Stevens’ positions on issues played little role in his selection. Case in point: Even as Stevens’ nomination was under consideration, states were petitioning to lift the death-penalty moratorium in place since Furman v. Georgia  (1972). Yet neither President Gerald R. Ford nor any senator asked him his views on capital punishment, publicly or privately. (Stevens—who within months of joining the high court would cast the essential vote in Gregg  to allow some revised death-penalty statutes—has said that at the time he did not know how he would answer the question.)
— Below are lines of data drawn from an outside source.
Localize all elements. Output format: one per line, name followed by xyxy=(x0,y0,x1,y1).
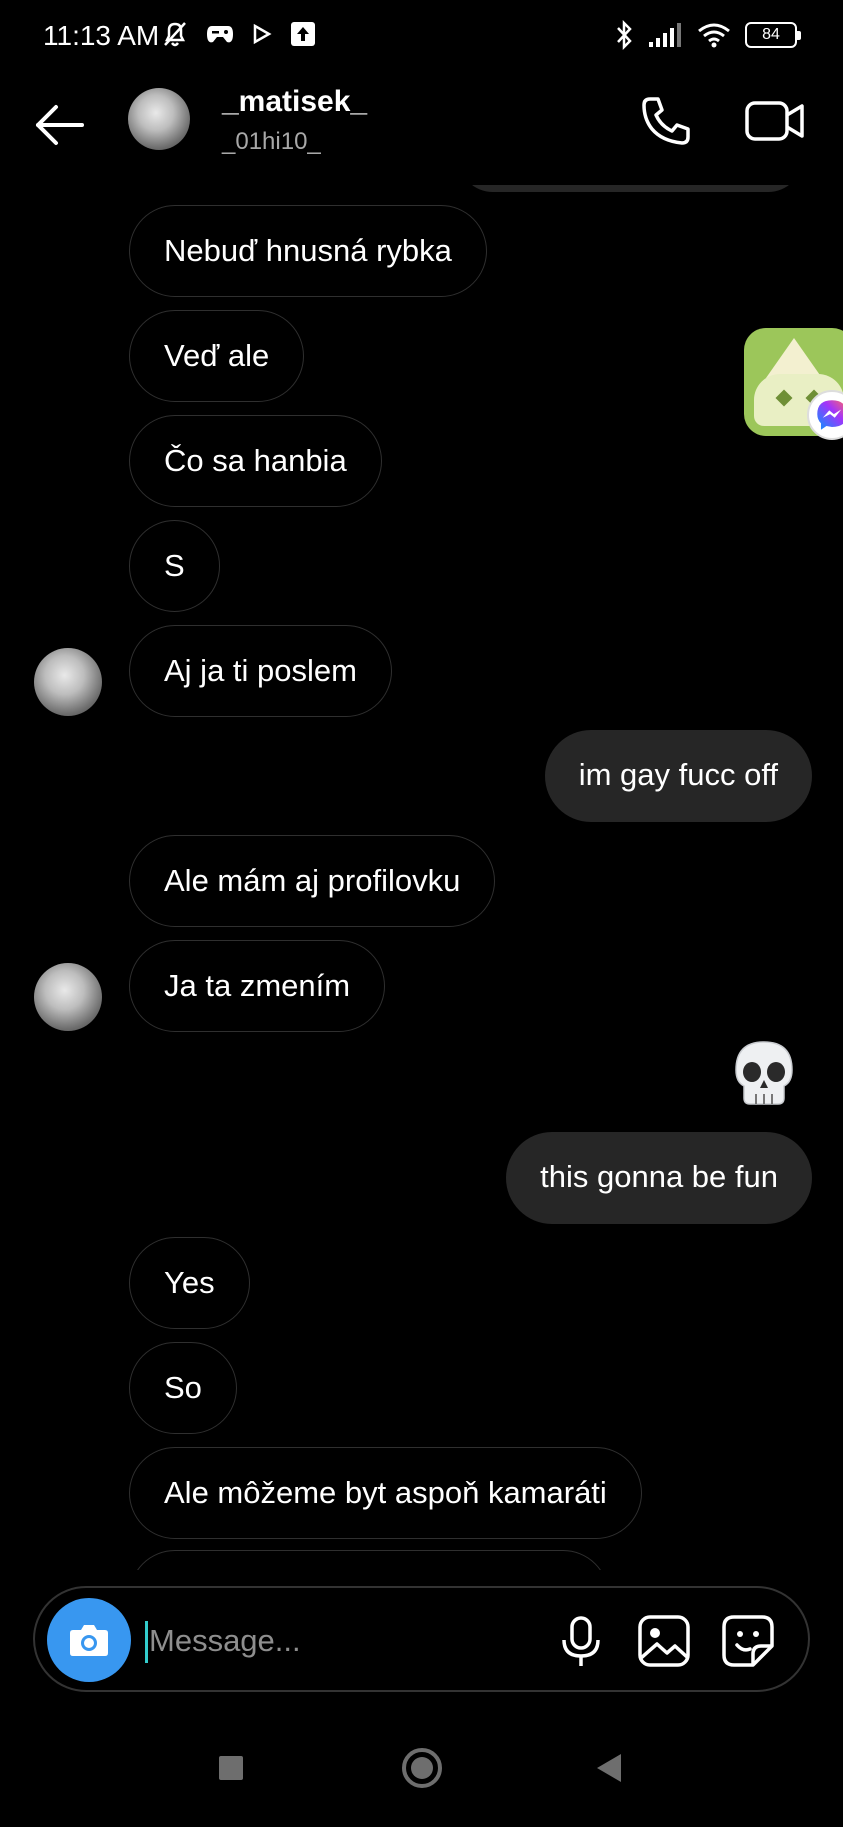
message-bubble-incoming[interactable]: S xyxy=(129,520,220,612)
battery-icon: 84 xyxy=(745,22,801,48)
back-arrow-icon[interactable] xyxy=(32,97,88,153)
status-notification-icons xyxy=(162,20,316,48)
message-bubble-incoming[interactable]: Veď ale xyxy=(129,310,305,402)
contact-avatar[interactable] xyxy=(128,88,190,150)
message-bubble-incoming[interactable]: Ja ta zmením xyxy=(129,940,386,1032)
partial-message-bubble xyxy=(129,1550,609,1570)
game-icon xyxy=(207,26,233,43)
status-system-icons: 84 xyxy=(615,20,801,50)
upload-icon xyxy=(291,22,315,46)
nav-back-button[interactable] xyxy=(597,1754,621,1782)
home-button[interactable] xyxy=(402,1748,442,1788)
camera-icon xyxy=(70,1625,108,1656)
system-navigation-bar xyxy=(0,1720,843,1827)
message-thread[interactable]: Nebuď hnusná rybka Veď ale Čo sa hanbia … xyxy=(0,160,843,1570)
status-bar: 11:13 AM 84 xyxy=(0,0,843,75)
wifi-icon xyxy=(698,23,730,48)
camera-button[interactable] xyxy=(47,1598,131,1682)
contact-subtitle[interactable]: _01hi10_ xyxy=(222,128,321,156)
message-bubble-incoming[interactable]: So xyxy=(129,1342,237,1434)
message-bubble-incoming[interactable]: Čo sa hanbia xyxy=(129,415,382,507)
mute-bell-icon xyxy=(164,22,186,47)
contact-username[interactable]: _matisek_ xyxy=(222,85,367,119)
message-bubble-incoming[interactable]: Ale mám aj profilovku xyxy=(129,835,496,927)
skull-emoji-message[interactable] xyxy=(728,1038,800,1110)
message-bubble-outgoing[interactable]: im gay fucc off xyxy=(544,730,812,822)
message-bubble-incoming[interactable]: Ale môžeme byt aspoň kamaráti xyxy=(129,1447,642,1539)
gallery-icon[interactable] xyxy=(635,1612,693,1670)
text-cursor xyxy=(145,1621,148,1663)
sticker-icon[interactable] xyxy=(719,1612,777,1670)
bluetooth-icon xyxy=(617,20,632,50)
sender-avatar[interactable] xyxy=(34,648,102,716)
chat-header: _matisek_ _01hi10_ xyxy=(0,75,843,185)
message-input[interactable] xyxy=(149,1616,529,1666)
video-camera-icon[interactable] xyxy=(744,93,806,149)
signal-icon xyxy=(649,23,681,47)
microphone-icon[interactable] xyxy=(555,1614,607,1670)
message-bubble-incoming[interactable]: Aj ja ti poslem xyxy=(129,625,392,717)
status-time: 11:13 AM xyxy=(43,20,160,51)
sender-avatar[interactable] xyxy=(34,963,102,1031)
message-bubble-outgoing[interactable]: this gonna be fun xyxy=(506,1132,812,1224)
phone-icon[interactable] xyxy=(638,93,694,149)
message-bubble-incoming[interactable]: Nebuď hnusná rybka xyxy=(129,205,487,297)
recent-apps-button[interactable] xyxy=(219,1756,243,1780)
message-bubble-incoming[interactable]: Yes xyxy=(129,1237,250,1329)
play-icon xyxy=(253,23,272,45)
message-composer xyxy=(33,1586,810,1692)
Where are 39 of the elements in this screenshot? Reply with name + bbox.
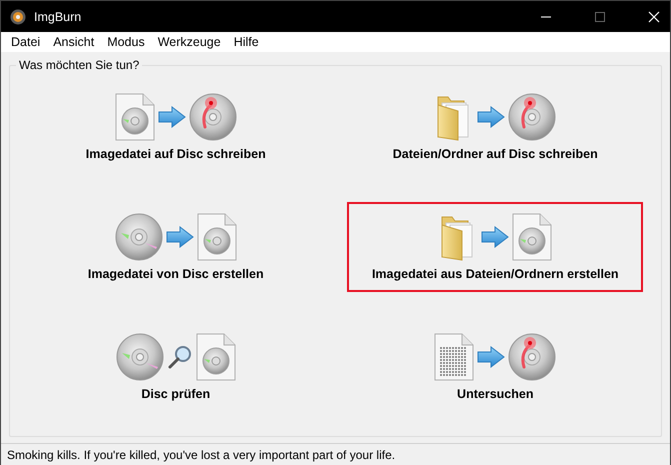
task-tile[interactable]: Imagedatei auf Disc schreiben [28,82,324,172]
task-label: Imagedatei auf Disc schreiben [86,147,266,161]
window-title: ImgBurn [34,10,82,24]
menu-item[interactable]: Ansicht [47,35,102,49]
menu-item[interactable]: Datei [5,35,48,49]
app-icon [10,8,26,24]
task-tile[interactable]: Dateien/Ordner auf Disc schreiben [347,82,644,172]
task-tile[interactable]: Imagedatei aus Dateien/Ordnern erstellen [347,202,644,292]
task-tile[interactable]: Disc prüfen [28,322,324,412]
task-label: Untersuchen [457,387,534,401]
maximize-icon[interactable] [594,10,606,22]
arrow-icon [477,106,506,128]
arrow-icon [158,106,186,128]
burning-disc-icon [508,93,556,141]
task-label: Dateien/Ordner auf Disc schreiben [392,147,598,161]
task-tile[interactable]: Imagedatei von Disc erstellen [28,202,324,292]
burning-disc-icon [188,93,237,141]
menu-item[interactable]: Werkzeuge [152,35,228,49]
burning-disc-icon [508,333,556,381]
task-label: Imagedatei aus Dateien/Ordnern erstellen [372,267,619,281]
document-icon [434,333,474,381]
magnifier-icon [166,344,193,370]
disc-file-icon [512,213,552,261]
disc-file-icon [196,213,237,261]
status-text: Smoking kills. If you're killed, you've lost a very important part of your life. [7,448,396,462]
close-icon[interactable] [648,10,660,22]
menu-item[interactable]: Modus [101,35,152,49]
disc-icon [114,213,163,261]
arrow-icon [166,226,194,248]
arrow-icon [481,226,510,248]
menu-item[interactable]: Hilfe [228,35,266,49]
disc-icon [116,333,164,381]
task-label: Imagedatei von Disc erstellen [88,267,264,281]
task-label: Disc prüfen [141,387,210,401]
arrow-icon [477,346,506,368]
group-title: Was möchten Sie tun? [18,58,140,72]
disc-file-icon [114,93,155,141]
disc-file-icon [196,333,236,381]
task-tile[interactable]: Untersuchen [347,322,644,412]
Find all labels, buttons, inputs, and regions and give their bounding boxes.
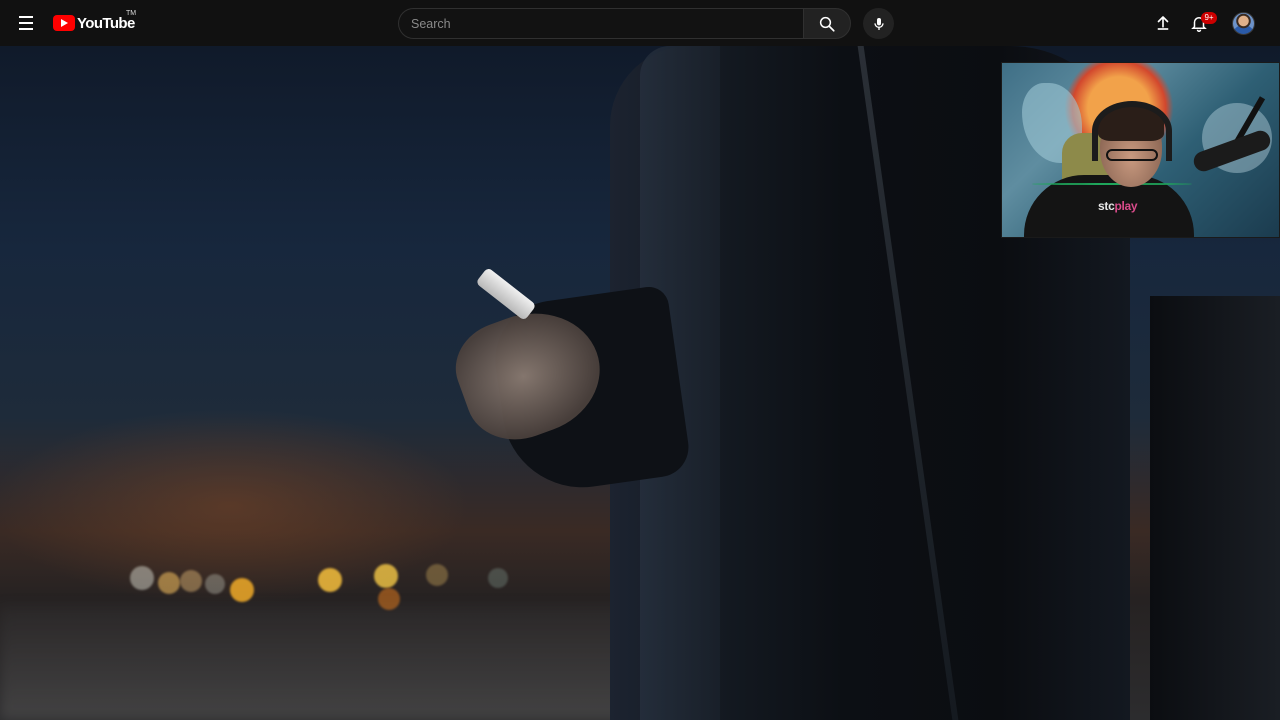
bokeh-light: [130, 566, 154, 590]
bokeh-light: [230, 578, 254, 602]
voice-search-button[interactable]: [863, 8, 894, 39]
bokeh-light: [374, 564, 398, 588]
account-avatar[interactable]: [1232, 12, 1255, 35]
create-upload-button[interactable]: [1152, 12, 1174, 34]
search-input[interactable]: [411, 16, 803, 31]
bokeh-light: [318, 568, 342, 592]
youtube-play-icon: [53, 15, 75, 31]
logo-trademark: TM: [126, 10, 137, 17]
shirt-logo-text: stc: [1098, 199, 1115, 213]
bokeh-light: [488, 568, 508, 588]
shirt-stripe: [1032, 183, 1192, 185]
bokeh-light: [426, 564, 448, 586]
menu-button[interactable]: [14, 11, 38, 35]
top-bar: YouTube TM 9+: [0, 0, 1280, 46]
shirt-logo-accent: play: [1114, 199, 1138, 213]
shirt-logo: stcplay: [1098, 199, 1138, 213]
menu-icon-line: [19, 28, 33, 30]
video-ground: [0, 606, 700, 720]
search-icon: [819, 16, 835, 32]
youtube-logo[interactable]: YouTube: [53, 13, 135, 33]
glasses: [1106, 149, 1158, 161]
bokeh-light: [205, 574, 225, 594]
logo-text: YouTube: [77, 14, 135, 32]
device-in-hand: [475, 267, 537, 321]
search-button[interactable]: [803, 8, 851, 39]
notification-count-badge: 9+: [1201, 12, 1217, 24]
bokeh-light: [158, 572, 180, 594]
upload-icon: [1157, 16, 1169, 30]
mic-icon: [873, 17, 884, 30]
bokeh-light: [378, 588, 400, 610]
bokeh-light: [180, 570, 202, 592]
search-box: [398, 8, 803, 39]
menu-icon-line: [19, 22, 33, 24]
right-shadow: [1150, 296, 1280, 720]
menu-icon-line: [19, 16, 33, 18]
webcam-overlay: stcplay: [1001, 62, 1280, 238]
Some of Stevens’ opinions have drawn the ire of Democrats on the left, others of Republicans on the right. Yet  the Republican president who appointed him wrote in 2005 :

…  I am prepared to allow history’s judgment of my term in office to rest (if necessary, exclusively) on my nomination thirty years ago of Justice John Paul Stevens to the U.S. Supreme Court. I endorse his constitutional views on the secular character of the Establishment Clause and the Free Exercise Clause, on securing procedural safeguards in criminal case and on the constitution’s broad grant of regulatory authority to Congress. I include as well my special admiration for his charming wit and sense of humor; as evidence in his dissent in the 1986 commerce clause case of Maine v. Taylor and United States , involving the constitutionality of a Maine statute that broadly restricted any interstate trade of Maine’s minnows. In words perhaps somewhat less memorable th[an] “Shouting fire in a crowded theater,” Justice Stevens wrote, “There is something fishy about this case.”

He has served his nation well, at all times carrying out his judicial duties with dignity, intellect and without partisan political concerns. Justice Stevens has made me, and our fellow citizens, proud of my three decade old decision to appoint him to the Supreme Court. …

One hopes that the person whom voters entrust with the filling of federal judicial vacancies will give priority not to “partisan political concerns,” but rather to “dignity” and “intellect,” ideally tempered with “charming wit and sense of humor.

(“Continuing” disclaimers, interposed here but not always to be repeated: First, as previously noted here , I had the privilege of serving as a law clerk to Justice Stevens in OT 1988 and am at work on a biography of him. Second, it’ ‘s been my privilege to give his campaign volunteer advice on international law and human rights; however, no one has consulted me on judicial selection.)